CLAIRE

Claire schaut Allison hinterher, als sie nach dem Bewerbungsgespräch die Straße hinuntergeht, und ist überrascht, wie erleichtert und gelöst die junge Frau wirkt. Als sie den Laden betreten hat, wirkte Allison bedrückt, so als laste ihre Geschichte schwer auf ihren Schultern, obwohl sie versucht hat, aufrecht zu stehen und selbstbewusst zu wirken. Allison Glenn scheint trotz ihrer Vergangenheit ein nettes Mädchen zu sein. Claire glaubt fest daran, dass jeder eine zweite Chance verdient hat. Wenn ihr und Jonathan nur eine einzige Möglichkeit gegeben worden wäre, Eltern zu werden, würden sie ihr Leben jetzt nicht mit Joshua teilen.

Es war eine bitterkalte Januarnacht sieben Jahre zuvor, nur eine Woche nachdem sie ihre Lizenz als Pflegeeltern erhalten hatten, als der Anruf von Dana bei Jonathan und Claire einging. Ein drei Jahre altes Mädchen war aufgegriffen worden, als es um Mitternacht allein die Drake Street entlangging. Die Kleine trug weder Mütze noch Mantel, konnte der Gruppe Collegejungen, die sie außerhalb der Bar in der Nähe ihres Wohnheims fanden, nicht sagen, zu wem sie gehörte. Die Studenten riefen die Polizei, das Jugendamt wurde eingeschaltet, und so kam es zu Danas Anruf. „Wir sind sofort da“, hatte Jonathan erklärt. Er brauchte Claire nicht zu fragen, ob sie ein Kind aufnehmen wollte. Er wusste es. Es war Claires sehnlichster Wunsch, ein Kind zu haben – egal, ob Junge oder Mädchen, wie alt, wo es herkam, welche Hautfarbe es hatte. Das war alles völlig nebensächlich. Und Claire wusste, dass Jonathan einfach nur ein kleines, klopfendes Herz neben seinem spüren und dem Kind wieder und wieder sagen wollte, dass alles gut werden würde.
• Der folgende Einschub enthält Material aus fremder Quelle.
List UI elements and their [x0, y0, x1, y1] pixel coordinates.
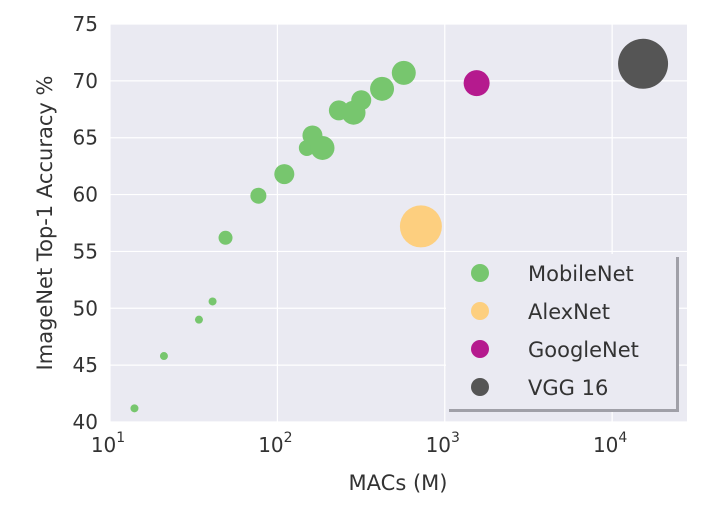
x-tick-label: 103 [426, 430, 460, 457]
legend-marker-alexnet [471, 302, 489, 320]
x-tick-label: 101 [91, 430, 125, 457]
mobilenet-point [130, 404, 139, 413]
x-tick-label: 104 [593, 430, 627, 457]
legend-marker-googlenet [471, 340, 489, 358]
mobilenet-point [391, 60, 416, 85]
y-tick-label: 40 [73, 410, 98, 434]
data-points [130, 38, 669, 413]
y-axis-ticks: 40 45 50 55 60 65 70 75 [73, 12, 98, 434]
y-tick-label: 45 [73, 353, 98, 377]
x-axis-ticks: 101 102 103 104 [91, 430, 628, 457]
mobilenet-point [159, 352, 168, 361]
mobilenet-point [208, 297, 217, 306]
x-axis-label: MACs (M) [349, 471, 448, 495]
vgg-16-point [618, 38, 669, 89]
y-axis-label: ImageNet Top-1 Accuracy % [33, 76, 57, 371]
mobilenet-point [310, 135, 335, 160]
mobilenet-point [351, 90, 372, 111]
x-tick-label: 102 [258, 430, 292, 457]
y-tick-label: 75 [73, 12, 98, 36]
legend-label-googlenet: GoogleNet [528, 338, 639, 362]
y-tick-label: 55 [73, 239, 98, 263]
mobilenet-point [250, 187, 267, 204]
alexnet-point [399, 205, 442, 248]
legend-marker-mobilenet [471, 264, 489, 282]
googlenet-point [463, 70, 490, 97]
y-tick-label: 65 [73, 126, 98, 150]
legend-label-alexnet: AlexNet [528, 300, 610, 324]
mobilenet-point [218, 230, 233, 245]
mobilenet-point [370, 76, 395, 101]
grid-lines [109, 23, 687, 423]
y-tick-label: 70 [73, 69, 98, 93]
legend-label-vgg-16: VGG 16 [528, 376, 608, 400]
mobilenet-point [194, 315, 203, 324]
legend: MobileNet AlexNet GoogleNet VGG 16 [446, 254, 679, 412]
y-tick-label: 50 [73, 296, 98, 320]
legend-marker-vgg-16 [471, 378, 489, 396]
mobilenet-point [274, 164, 295, 185]
y-tick-label: 60 [73, 183, 98, 207]
legend-label-mobilenet: MobileNet [528, 262, 634, 286]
Eine ganze Zeit lang war auch alles gut gewesen, doch dann wendete sich plötzlich das Blatt. Ellas Mutter Nicki, eine zwanzigjährige Teilzeitstudentin, hatte in der Nacht, in der Ella entwischt war, mit ein paar Freunden in ihrer Wohnung Alkohol getrunken und Drogen genommen. Nicki war nicht einmal aufgefallen, dass ihr Kind plötzlich verschwunden war, bis sie zwölf Stunden später wieder so weit ausgenüchtert war, um zu bemerken, dass Ella nicht mehr in der Wohnung war.
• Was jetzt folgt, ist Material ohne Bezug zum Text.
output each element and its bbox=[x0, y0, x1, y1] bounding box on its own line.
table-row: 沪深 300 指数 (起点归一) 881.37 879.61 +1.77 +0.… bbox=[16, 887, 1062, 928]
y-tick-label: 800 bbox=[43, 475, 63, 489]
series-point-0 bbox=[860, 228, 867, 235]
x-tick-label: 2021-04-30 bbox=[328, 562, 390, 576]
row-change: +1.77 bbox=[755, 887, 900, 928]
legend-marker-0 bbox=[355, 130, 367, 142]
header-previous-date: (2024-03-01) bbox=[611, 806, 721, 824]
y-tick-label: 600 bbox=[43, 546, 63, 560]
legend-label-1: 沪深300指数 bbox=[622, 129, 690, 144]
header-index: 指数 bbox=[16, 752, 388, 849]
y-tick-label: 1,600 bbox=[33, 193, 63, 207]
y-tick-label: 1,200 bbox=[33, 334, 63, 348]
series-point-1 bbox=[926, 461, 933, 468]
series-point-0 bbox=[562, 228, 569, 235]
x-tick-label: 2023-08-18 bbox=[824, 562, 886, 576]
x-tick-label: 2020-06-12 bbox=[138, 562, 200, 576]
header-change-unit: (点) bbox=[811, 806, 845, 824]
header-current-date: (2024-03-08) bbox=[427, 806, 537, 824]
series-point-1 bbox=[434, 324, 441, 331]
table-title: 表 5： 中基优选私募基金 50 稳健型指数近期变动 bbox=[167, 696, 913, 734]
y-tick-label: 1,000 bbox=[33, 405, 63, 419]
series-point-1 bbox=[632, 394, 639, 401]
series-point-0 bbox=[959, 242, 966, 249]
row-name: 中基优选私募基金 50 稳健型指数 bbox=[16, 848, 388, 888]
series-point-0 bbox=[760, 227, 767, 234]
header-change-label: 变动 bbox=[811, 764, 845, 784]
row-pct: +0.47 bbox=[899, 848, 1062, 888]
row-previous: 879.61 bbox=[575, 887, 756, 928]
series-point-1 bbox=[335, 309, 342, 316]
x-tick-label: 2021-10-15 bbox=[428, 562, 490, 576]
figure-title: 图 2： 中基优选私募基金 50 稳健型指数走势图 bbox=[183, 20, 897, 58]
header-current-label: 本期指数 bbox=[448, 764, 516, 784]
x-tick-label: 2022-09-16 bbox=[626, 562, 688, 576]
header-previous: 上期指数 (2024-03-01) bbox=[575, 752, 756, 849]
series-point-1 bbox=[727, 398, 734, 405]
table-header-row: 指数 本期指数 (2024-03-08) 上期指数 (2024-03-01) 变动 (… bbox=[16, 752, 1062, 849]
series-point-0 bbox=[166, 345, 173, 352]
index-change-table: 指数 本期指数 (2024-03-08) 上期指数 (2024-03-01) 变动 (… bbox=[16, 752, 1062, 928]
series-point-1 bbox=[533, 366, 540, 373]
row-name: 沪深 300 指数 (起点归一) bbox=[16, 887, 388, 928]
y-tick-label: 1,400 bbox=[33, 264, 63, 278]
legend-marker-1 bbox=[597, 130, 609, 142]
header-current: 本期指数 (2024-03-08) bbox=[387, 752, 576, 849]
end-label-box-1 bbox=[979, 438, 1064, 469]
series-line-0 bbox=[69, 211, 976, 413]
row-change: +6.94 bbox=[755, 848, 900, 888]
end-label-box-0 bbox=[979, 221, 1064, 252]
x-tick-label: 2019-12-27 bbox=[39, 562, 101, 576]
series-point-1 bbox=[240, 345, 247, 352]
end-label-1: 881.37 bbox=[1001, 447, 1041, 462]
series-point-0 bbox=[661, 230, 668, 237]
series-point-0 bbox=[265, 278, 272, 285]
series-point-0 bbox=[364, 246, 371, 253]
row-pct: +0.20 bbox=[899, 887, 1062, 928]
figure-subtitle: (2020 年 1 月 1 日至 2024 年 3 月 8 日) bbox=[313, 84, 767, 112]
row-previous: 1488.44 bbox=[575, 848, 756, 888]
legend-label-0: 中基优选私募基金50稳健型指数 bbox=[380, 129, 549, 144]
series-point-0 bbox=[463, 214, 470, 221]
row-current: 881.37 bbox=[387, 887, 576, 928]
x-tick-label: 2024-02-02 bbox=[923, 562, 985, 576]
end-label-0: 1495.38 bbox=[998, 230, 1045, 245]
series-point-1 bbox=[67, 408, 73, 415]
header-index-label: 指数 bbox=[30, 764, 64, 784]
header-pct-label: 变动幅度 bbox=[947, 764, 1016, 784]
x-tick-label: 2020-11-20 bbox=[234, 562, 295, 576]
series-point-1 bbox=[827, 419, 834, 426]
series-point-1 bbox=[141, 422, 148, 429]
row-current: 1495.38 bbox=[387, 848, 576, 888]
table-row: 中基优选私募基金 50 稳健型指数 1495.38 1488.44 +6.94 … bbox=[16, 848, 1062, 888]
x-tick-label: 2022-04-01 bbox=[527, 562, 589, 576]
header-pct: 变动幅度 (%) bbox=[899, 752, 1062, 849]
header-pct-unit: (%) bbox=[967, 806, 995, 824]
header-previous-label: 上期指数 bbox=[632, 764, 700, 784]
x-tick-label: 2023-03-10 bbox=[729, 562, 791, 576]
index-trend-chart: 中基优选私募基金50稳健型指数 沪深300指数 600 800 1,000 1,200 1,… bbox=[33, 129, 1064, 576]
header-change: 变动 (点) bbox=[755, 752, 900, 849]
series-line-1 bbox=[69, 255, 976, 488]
An dem Morgen gingen Claire und Jonathan in das Krankenhaus, in dem Ella auf Anzeichen von Erfrierungen oder Missbrauch untersucht wurde. Dana erklärte Ella, dass sie nun eine Weile mit zu den Kelbys nach Hause gehen würde. Ella sah sie nur verwirrt an. „Wo ist meine Mom?“, fragte sie wieder und wieder. „Ich will meine Mom.“ Sie machte keine Szene, als sie ins Auto gesetzt wurde, aber sie schaute aus dem Fenster und drehte sich nach jedem Fußgänger, an dem sie vorbeikamen, um, als wäre sie auf der Suche nach jemandem. Nachdem sie auf die Einfahrt am Haus der Kelbys eingebogen waren, schien Ella zu verstehen, dass sie so bald nicht nach Hause kommen würde. Ihre müden Augen füllten sich mit Tränen, und sie fing an, so sehr zu zittern und zu frösteln, dass ihre Zähne aufeinanderschlugen.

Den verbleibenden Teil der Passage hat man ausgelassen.